How Do You Sell "Getting Lost"?
Most websites are built to answer a fairly straightforward question: what is this thing and why should I care?
The Gonecase website had a harder job.
We weren't trying to explain a product. We were trying to explain a worldview. Gonecase is built on a belief that feels almost radical today: creativity is not a talent. It is a birthright.
That sounds simple enough until you try putting it on a website.
The internet easily grasps things that help you save time, make money, learn faster, or become more productive. Gonecase does none of those things, and yet could possibly help you with all. The internet understands subscriptions, features, outcomes, and growth. It does not particularly understand wandering around, following curiosity, or playing pointless games for no points.
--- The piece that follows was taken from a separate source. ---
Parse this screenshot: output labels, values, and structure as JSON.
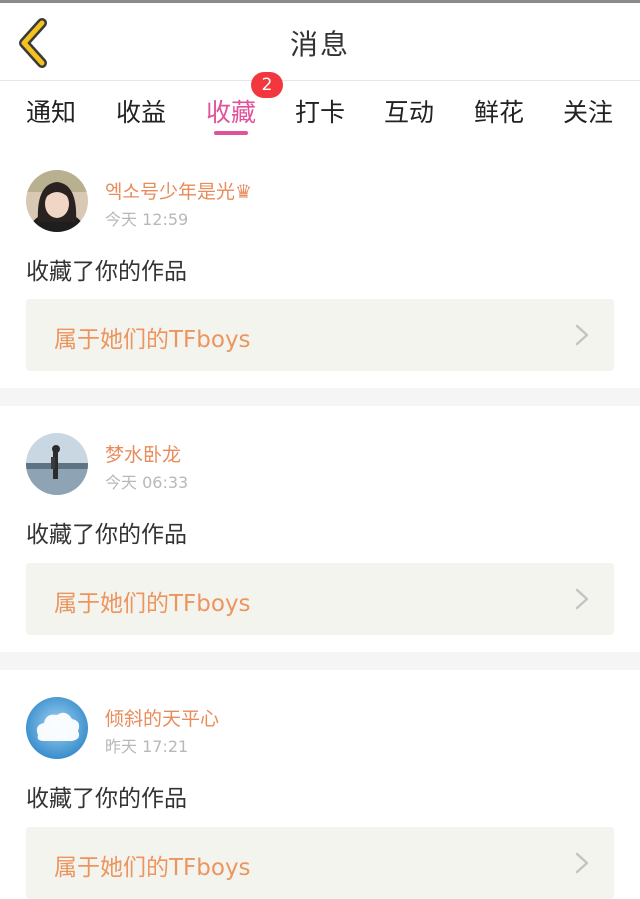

Yet that is exactly what Gonecase encourages people to do.
The website had to hold three truths at the same time. It had to feel playful because creativity begins with play. Thoughtful because creativity is a serious philosophical idea, not just an activity. And credible because it is still a business that needed people to trust it enough to download it.
The design system emerged from this tension. The oversized typography brought clarity and confidence. The soft shapes and playful colours introduced curiosity without becoming childish. The layouts remained simple enough for the ideas to take centre stage.
But the most important design decisions were made with words.
Every product category comes with a language people expect. Productivity apps promise optimisation. Learning apps promise improvement. Business apps promise efficiency. Gonecase could not honestly promise any of those things. So the copy refused to speak that language. Instead of promising outcomes, it invited exploration. Instead of selling creativity as a skill, it treated it as something people already possess. Instead of asking people to become more productive, it gave them permission to get lost on purpose.
Most brand websites are built around a promise. Gonecase was built around a permission.
Here is the thing: people don't struggle to understand creativity. They struggle to include themselves as creative. Most adults hear the word "creative" and immediately think of somebody else. The website's real job was not explaining Gonecase. It was helping people realise the app was talking to them about them.